5 Questions with Michael Atkin

1. Tell us about yourself.

I have a strange and sordid history. I’ve been an analyst and advocate for data management since 1985. I started with publishers–the owners of intellectual property–as they discovered concepts associated with the principles of data management. After publishing, I concentrated my efforts on the financial industry, learning how data goes from a “simple attribute” to a “contextual business concept.”

I helped to create the EDM Council as the big banks started to recognize data as the fuel that drove their business processes. This is when I realized that most entities weren’t really dealing with the underlying challenges of data management: they were just tactically repairing data problems when required.

I was actively involved in the aftermath of the financial crisis. I served on several regulatory advisory committees. I was the two-term chairman of the Data Committee at U.S. Treasury. I served on the Derivatives Advisory Committee for the CFTC. And I participated in the Financial Stability Board’s activities on data standards and legal entity identification. It has been quite a ride.

2. What are you working on?

I’m currently involved in two related activities. The first is the launch of the Enterprise Knowledge Graph Foundation. The Foundation is a non-profit organization dedicated to the adoption of web standards. Our goal is to help build the knowledge graph market and to support the adoption of best practices for sustainable operations. This is just a continuation of the work that I have been involved in for the past three decades.

Much of this work is about advocacy and how to best position the knowledge graph value proposition to executive stakeholders. One of the big problems I see is the amount of time we spend describing how semantic technology works rather than focusing on what it delivers. We have an opportunity to shift that narrative. I’m also working on the development of a capability and maturity model for sustainable operations. It might be best to think about this as an implementation playbook for EKG practitioners.

In addition to the Foundation, I’m a principal in agnos.ai – a London-based consulting firm focused on helping clients implement semantic technology. Agnos are a group of financial industry practitioners, data architects and knowledge graph engineers who design and build operational knowledge graphs for clients. I focus on strategic marketing and help by advising clients on the principles and practices of data management.

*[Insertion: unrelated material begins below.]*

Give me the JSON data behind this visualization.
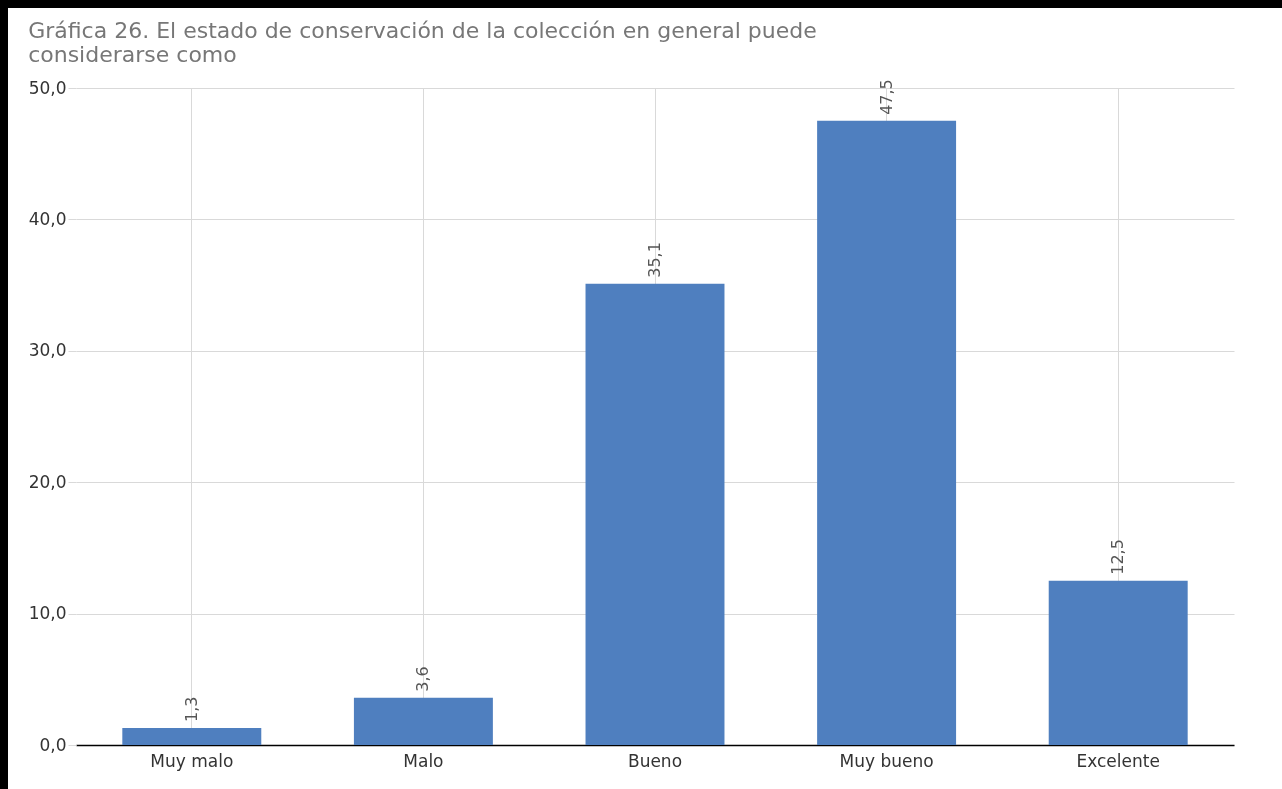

3. How did you become involved in KGs?

Knowledge graph technology is a natural extension of the work I have been doing over the past three decades. I’ve been quite fortunate in that I have watched the industry move through a couple of important transitions. At first, it was technology-driven. Scores of developments changed the way we distribute and integrate data. Then came the financial crisis and the data challenges associated with systemic risk. This led to the rise of data governance and helped embed the principles of data management into organizations. Both developments were important, but neither data processing nor data governance solved the problem of data silos and fragmented technology environments.

The activity that brought it together for me was the work I did on the Financial Industry Business Ontology (FIBO). FIBO was started to help the financial industry deal with the challenges of data incongruence–the problems caused by the same words meaning different things and the same thing described using different words. It evolved into a formal ontology based on RDF and OWL.

4. What makes KGs interesting?

The FIBO experience was an awakening, and the financial crisis created the impetus. Because semantic standards and knowledge graph do solve this problem. And that is exciting. Just think about the simplicity for a moment. Knowledge graphs are based on open standards. They allow for the capture and expression of data meaning. They provide freedom from schemas and rigid data structures. They validate data quality based on mathematical axioms. And they are modular and allow for the efficient reuse of data concepts.

In practical terms, the EKG is a content layer that serves to harmonize data from disparate sources across your entire organization. I like to think of the EKG as the Rosetta stone for data – and a mechanism to redirect resources away from data reconciliation and toward more useful business objectives. But it is the solvability message that is the most exciting.

5. What’s something about yourself that others may not know?

I do my best work with a fly rod in my hand and a flask of bourbon in my back pocket. And when I’m not fly fishing, you can find me riding my Trikke along the trails of Rock Creek Park.